My friend Anne, who founded an association with rape victims and their families to promote legislation for penal re-education and pyschological programs for offenders, met François at the sentry gate. François, seventeen years in the Brigade Criminelle and now running the Crime Scene Unit, puffed on his pipe with a nod to Maigret and flashed his ID at the sentry. The we were in the famed courtyard and seconds later mounting the staircase into the heart of ’36’. Magistrates and avocats, wearing black robes and white ermine around their necks bustled past since the Tribunal, court, adjoins the Prefecture.
One stop shopping, I thought, since a suspect is booked on the third floor, held in gard à vue in a cell in the basement then within twenty four to forty eight hours taken back up to the third floor crosses the corridor and into the courtroom to be arraigned. After that the suspect either bids adieu or if the Brigade Criminelle’s assembled enough evidence and the la Procurer – like the DA – has enough to try her/him he’s back downstairs to the basement cells.
After the quick tour through the clogged Tribunal corridor – I mean how many black robed Magistrates does it take to block a wide high ceilinged 18th century corridor? Enough I discovered as they huddled discussing cases, we again crossed the courtyard, past ‘flic’s, cops, smoking in the corners, down more steps and into another courtyard and then into another. Now we were in a courtyard surrounded by a soot-stained wing of the Tribunal and facing ugly tan portables. The ‘heartbeat’ of the Crime Scene Unit.
I’d hoped for a more picturesque building but here François – off to a case – handed us to Remy who was in charge of the division. Remy, orange pants, matching tie and little English smiled. “I’ll show you the father of modern forensics, Bertillion, this was his lab and office.” Here I wondered? But Remy led us to the next building, through a warren of hallways and we were back in the old part. Somehow this complex at ’36’ on the Ile de la Cité all connected. We saw Bertillon’s early instruments and how he developed in the late 1890’s what everyone still uses today – the techniques of fingerprinting and identification. In 2000 the fingerprint division connected to APHIS the fingerprint database but they still use the old fingerprint cards to identify a hit on APHIS and keep to the standards of a 12 point match up on the fingerprint pad.

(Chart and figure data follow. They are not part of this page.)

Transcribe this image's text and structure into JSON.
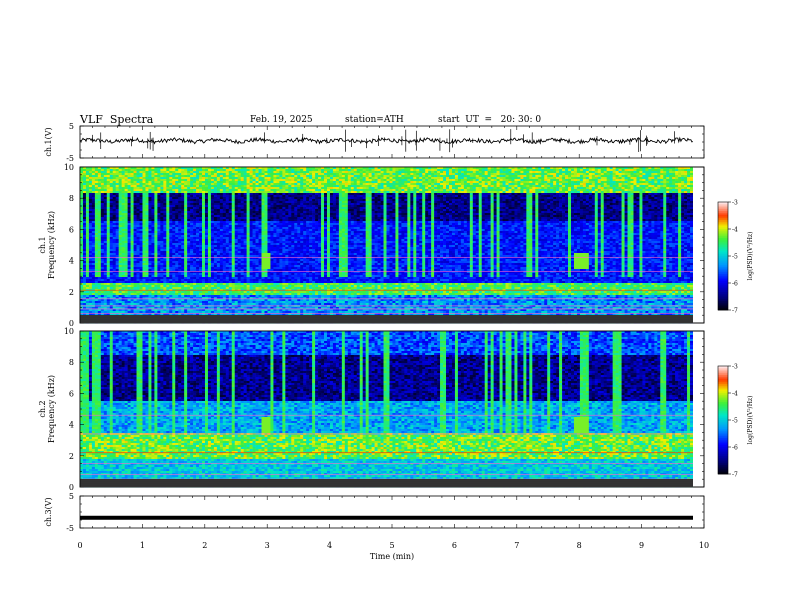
{
  "header": {
    "title": "VLF  Spectra",
    "date": "Feb. 19, 2025",
    "station": "station=ATH",
    "start": "start  UT  =   20: 30: 0"
  },
  "chart_data": [
    {
      "type": "line",
      "ylabel": "ch.1(V)",
      "xlim": [
        0,
        10
      ],
      "ylim": [
        -5,
        5
      ],
      "yticks": [
        "5",
        "-5"
      ],
      "series_level_v": 0.4
    },
    {
      "type": "heatmap",
      "ylabel": "ch.1\nFrequency (kHz)",
      "xlim": [
        0,
        10
      ],
      "ylim": [
        0,
        10
      ],
      "yticks": [
        "0",
        "2",
        "4",
        "6",
        "8",
        "10"
      ],
      "colorbar": {
        "label": "log(PSD)(V²/Hz)",
        "range": [
          -7,
          -3
        ],
        "ticks": [
          "-3",
          "-4",
          "-5",
          "-6",
          "-7"
        ]
      }
    },
    {
      "type": "heatmap",
      "ylabel": "ch.2\nFrequency (kHz)",
      "xlim": [
        0,
        10
      ],
      "ylim": [
        0,
        10
      ],
      "yticks": [
        "0",
        "2",
        "4",
        "6",
        "8",
        "10"
      ],
      "colorbar": {
        "label": "log(PSD)(V²/Hz)",
        "range": [
          -7,
          -3
        ],
        "ticks": [
          "-3",
          "-4",
          "-5",
          "-6",
          "-7"
        ]
      }
    },
    {
      "type": "line",
      "ylabel": "ch.3(V)",
      "xlim": [
        0,
        10
      ],
      "ylim": [
        -5,
        5
      ],
      "yticks": [
        "5",
        "-5"
      ],
      "xlabel": "Time  (min)",
      "xticks": [
        "0",
        "1",
        "2",
        "3",
        "4",
        "5",
        "6",
        "7",
        "8",
        "9",
        "10"
      ],
      "series_level_v": -1.8
    }
  ]
}
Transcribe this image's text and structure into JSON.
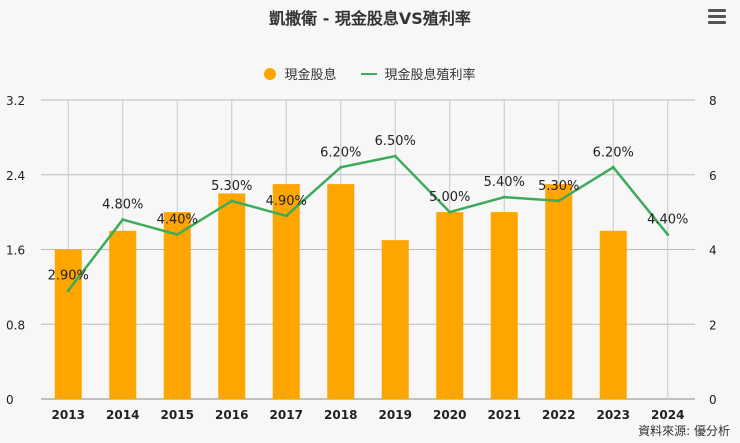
{
  "title": "凱撒衛 - 現金股息VS殖利率",
  "menu_icon": "hamburger-menu-icon",
  "source": "資料來源: 優分析",
  "chart_data": {
    "type": "bar+line",
    "title": "凱撒衛 - 現金股息VS殖利率",
    "categories": [
      "2013",
      "2014",
      "2015",
      "2016",
      "2017",
      "2018",
      "2019",
      "2020",
      "2021",
      "2022",
      "2023",
      "2024"
    ],
    "series": [
      {
        "name": "現金股息",
        "type": "bar",
        "axis": "left",
        "color": "#FFA500",
        "values": [
          1.6,
          1.8,
          2.0,
          2.2,
          2.3,
          2.3,
          1.7,
          2.0,
          2.0,
          2.3,
          1.8,
          null
        ]
      },
      {
        "name": "現金股息殖利率",
        "type": "line",
        "axis": "right",
        "color": "#3cab5a",
        "values": [
          2.9,
          4.8,
          4.4,
          5.3,
          4.9,
          6.2,
          6.5,
          5.0,
          5.4,
          5.3,
          6.2,
          4.4
        ],
        "labels": [
          "2.90%",
          "4.80%",
          "4.40%",
          "5.30%",
          "4.90%",
          "6.20%",
          "6.50%",
          "5.00%",
          "5.40%",
          "5.30%",
          "6.20%",
          "4.40%"
        ]
      }
    ],
    "y_left": {
      "range": [
        0,
        3.2
      ],
      "ticks": [
        "0",
        "0.8",
        "1.6",
        "2.4",
        "3.2"
      ]
    },
    "y_right": {
      "range": [
        0,
        8
      ],
      "ticks": [
        "0",
        "2",
        "4",
        "6",
        "8"
      ]
    },
    "grid": true,
    "legend": "top-center"
  }
}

But forget the technical for a moment, I was struck by the camaraderie among the technicians at their computers, the joking and quips and comments as they stood comparing old brown files, or in the lab room pulling out graphite powder and testing for indentations on paper, or in another the fingerprints on counterfeit Euros. Like a family. Everyone time we met someone it was handshakes or kisses hello…ok, it’s France even in the workplace people double cheek kiss when they meet. But it added a human touch not found at the FBI. Even a Christmas tree near Bertillion’s old lab. One of the highlights was the reconstruction room. A room in the base of the 15th century tower where the team re-enacts the crime scene. The new in the old, and with their cramped headquarters every bit is used. So after an illuminating four hours and with a nod to Maigret, double cheeked kisses to his descendent Remy we left ’36’ and headed across the street to Cafe Soleil d’Or, where the ‘flic’s’ eat lunch. Supposedly Maigret ‘ate’ there, too.